Analogous to the business theory of disruptive innovation, undercutting the price of 80 percent of dental care may have the unintended consequence of commoditizing much of the profession. To adapt, dentists could apply their advanced medical education and training to move into the primary care physician market and care for the otherwise underserved. This movement to create ‘oral physicians’ is already happening. Dentists at Kaiser Permanente Northwest in Eugene, Oregon, work alongside primary care physicians within a single practice to deliver comprehensive care to patients. The Marshfield Clinic in Wisconsin has created an integrated medical and dental electronic health record to share information about their patients with diabetes between clinicians, and monitor each patient’s blood glucose at both medical and dental visits. If adopted by other health systems, this model could create widespread access points for basic, preventive primary care services. Economists estimate that adding medical screenings for diabetes, hypertension, and hypercholesterolemia in dental offices could save the U.S. health care system between $42 million and $102 million per year, or up to $33 for each patient screened.
As a fourth-year student at the Harvard School of Dental Medicine, I spent my first two years of training alongside my medical colleagues at Harvard Medical School learning anatomy, and pathophysiology, and taking patients’ medical history and physical exams at a Boston teaching hospital. Now, I spend the bulk of my time caring for low-income patients, many with complex medical histories, at the university’s dental clinic. Along with Harvard, only Columbia University, the University of Connecticut, and Stony Brook University combine medical and dental education, meaning that more dental schools will need to adopt a pedagogy of comprehensive medical education if a model where dentists can deliver preventive medical care is to succeed.

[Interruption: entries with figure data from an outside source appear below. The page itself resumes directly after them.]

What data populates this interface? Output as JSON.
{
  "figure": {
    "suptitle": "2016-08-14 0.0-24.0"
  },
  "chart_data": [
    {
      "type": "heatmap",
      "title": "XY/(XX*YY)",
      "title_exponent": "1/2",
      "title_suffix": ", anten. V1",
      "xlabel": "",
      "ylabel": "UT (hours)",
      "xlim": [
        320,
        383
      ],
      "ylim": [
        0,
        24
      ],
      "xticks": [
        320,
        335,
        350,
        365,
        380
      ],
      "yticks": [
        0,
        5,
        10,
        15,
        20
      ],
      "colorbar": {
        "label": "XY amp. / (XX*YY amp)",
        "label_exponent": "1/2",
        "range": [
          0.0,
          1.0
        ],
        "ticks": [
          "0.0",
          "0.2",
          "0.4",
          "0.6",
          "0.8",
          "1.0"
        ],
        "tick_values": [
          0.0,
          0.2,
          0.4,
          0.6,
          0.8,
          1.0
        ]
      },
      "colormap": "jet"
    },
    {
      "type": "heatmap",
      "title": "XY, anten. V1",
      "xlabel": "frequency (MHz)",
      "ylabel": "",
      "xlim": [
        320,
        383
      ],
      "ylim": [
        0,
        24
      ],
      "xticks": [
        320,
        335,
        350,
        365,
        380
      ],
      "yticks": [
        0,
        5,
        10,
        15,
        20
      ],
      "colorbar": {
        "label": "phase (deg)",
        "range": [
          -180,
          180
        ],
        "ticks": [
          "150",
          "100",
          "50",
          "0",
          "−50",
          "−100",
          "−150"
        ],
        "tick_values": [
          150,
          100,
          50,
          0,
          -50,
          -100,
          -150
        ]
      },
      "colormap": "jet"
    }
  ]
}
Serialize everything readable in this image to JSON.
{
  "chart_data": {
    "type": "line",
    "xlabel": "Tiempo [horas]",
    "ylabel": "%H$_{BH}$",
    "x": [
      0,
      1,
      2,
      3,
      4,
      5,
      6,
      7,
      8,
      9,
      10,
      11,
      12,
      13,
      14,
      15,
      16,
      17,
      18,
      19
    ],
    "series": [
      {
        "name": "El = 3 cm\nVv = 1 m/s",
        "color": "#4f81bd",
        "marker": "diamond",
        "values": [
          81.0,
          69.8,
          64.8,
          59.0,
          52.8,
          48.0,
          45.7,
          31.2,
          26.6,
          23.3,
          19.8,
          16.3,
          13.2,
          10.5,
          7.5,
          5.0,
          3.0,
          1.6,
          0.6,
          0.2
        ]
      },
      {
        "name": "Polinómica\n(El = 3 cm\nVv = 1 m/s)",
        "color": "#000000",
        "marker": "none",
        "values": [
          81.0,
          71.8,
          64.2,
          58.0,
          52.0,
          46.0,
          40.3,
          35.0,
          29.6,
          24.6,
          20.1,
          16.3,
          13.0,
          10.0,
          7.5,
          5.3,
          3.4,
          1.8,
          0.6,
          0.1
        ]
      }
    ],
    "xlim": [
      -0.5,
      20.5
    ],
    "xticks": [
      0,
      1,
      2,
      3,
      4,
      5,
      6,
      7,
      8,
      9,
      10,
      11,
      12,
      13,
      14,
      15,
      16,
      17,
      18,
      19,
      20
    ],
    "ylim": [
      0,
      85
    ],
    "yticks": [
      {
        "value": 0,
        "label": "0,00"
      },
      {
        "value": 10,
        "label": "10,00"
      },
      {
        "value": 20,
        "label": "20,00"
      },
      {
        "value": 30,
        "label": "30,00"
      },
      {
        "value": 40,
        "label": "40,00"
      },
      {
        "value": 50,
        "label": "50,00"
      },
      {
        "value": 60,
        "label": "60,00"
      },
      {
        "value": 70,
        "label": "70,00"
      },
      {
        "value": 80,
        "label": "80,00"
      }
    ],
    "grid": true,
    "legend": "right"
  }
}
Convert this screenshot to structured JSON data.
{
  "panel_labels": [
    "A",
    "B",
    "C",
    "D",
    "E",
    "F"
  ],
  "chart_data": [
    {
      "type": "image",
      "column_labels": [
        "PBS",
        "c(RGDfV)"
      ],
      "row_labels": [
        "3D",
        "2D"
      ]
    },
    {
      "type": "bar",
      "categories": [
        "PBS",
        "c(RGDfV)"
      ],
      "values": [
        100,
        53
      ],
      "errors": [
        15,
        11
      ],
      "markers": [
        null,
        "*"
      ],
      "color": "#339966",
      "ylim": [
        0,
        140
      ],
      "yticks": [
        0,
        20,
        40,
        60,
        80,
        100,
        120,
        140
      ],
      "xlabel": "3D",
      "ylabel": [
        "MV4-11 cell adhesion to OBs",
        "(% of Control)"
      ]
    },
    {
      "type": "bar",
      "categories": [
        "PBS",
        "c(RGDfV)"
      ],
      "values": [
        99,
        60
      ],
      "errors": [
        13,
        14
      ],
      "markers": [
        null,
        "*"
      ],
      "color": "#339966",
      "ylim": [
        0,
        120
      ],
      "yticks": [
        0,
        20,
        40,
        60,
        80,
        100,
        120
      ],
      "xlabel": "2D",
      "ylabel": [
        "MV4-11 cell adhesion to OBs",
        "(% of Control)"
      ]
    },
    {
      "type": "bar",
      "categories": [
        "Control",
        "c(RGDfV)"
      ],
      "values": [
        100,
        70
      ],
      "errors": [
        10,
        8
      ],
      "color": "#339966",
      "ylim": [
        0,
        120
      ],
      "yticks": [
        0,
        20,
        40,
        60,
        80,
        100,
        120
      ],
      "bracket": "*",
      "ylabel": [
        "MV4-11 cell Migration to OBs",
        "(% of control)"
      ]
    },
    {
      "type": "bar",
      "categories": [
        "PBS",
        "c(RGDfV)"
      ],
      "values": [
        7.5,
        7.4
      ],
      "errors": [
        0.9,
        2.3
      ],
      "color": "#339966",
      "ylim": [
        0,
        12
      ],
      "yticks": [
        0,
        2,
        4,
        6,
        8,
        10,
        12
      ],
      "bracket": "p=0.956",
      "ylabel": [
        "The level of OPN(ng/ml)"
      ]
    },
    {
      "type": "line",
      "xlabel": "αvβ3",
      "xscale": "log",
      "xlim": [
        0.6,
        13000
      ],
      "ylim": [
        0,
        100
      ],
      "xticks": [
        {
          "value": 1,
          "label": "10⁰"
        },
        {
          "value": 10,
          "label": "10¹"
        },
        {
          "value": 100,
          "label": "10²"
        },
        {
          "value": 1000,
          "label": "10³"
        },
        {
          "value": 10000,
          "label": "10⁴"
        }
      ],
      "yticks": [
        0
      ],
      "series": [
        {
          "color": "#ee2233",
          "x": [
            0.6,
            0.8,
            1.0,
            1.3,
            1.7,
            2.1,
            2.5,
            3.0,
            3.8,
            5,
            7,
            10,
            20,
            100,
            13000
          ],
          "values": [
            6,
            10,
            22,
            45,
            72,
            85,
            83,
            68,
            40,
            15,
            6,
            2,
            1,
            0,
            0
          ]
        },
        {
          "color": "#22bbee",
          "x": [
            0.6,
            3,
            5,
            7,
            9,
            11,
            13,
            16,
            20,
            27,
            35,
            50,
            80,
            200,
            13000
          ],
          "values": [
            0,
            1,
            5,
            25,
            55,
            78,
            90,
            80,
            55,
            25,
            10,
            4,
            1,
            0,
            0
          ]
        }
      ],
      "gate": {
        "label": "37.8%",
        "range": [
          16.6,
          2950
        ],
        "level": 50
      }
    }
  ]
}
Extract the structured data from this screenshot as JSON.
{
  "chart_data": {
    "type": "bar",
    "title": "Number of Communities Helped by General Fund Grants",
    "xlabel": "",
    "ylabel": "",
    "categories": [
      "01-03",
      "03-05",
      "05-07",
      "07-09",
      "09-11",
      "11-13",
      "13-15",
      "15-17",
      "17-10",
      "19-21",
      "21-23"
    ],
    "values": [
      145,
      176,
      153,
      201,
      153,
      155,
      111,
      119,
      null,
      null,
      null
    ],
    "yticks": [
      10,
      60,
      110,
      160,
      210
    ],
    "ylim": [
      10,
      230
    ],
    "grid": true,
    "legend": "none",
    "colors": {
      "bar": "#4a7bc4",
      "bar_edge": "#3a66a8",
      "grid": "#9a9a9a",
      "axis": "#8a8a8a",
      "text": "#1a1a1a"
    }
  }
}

But allowing dentists to disrupt primary care may provide affordable preventive care for patients living in areas with problems of health care access and affordability. The barrier between medicine and dentistry is relatively recent, more so due to culture than competency. Introducing gradual and meaningful diagnostic changes in dental practices, such as tracking blood pressure, blood glucose, and weight, just as we do for patients at dental schools, can establish a new standard for access to primary care.
*Update, Sept. 1, 2017: This paragraph has been updated to clarify the author’s thinking and actions concerning his patient Janet.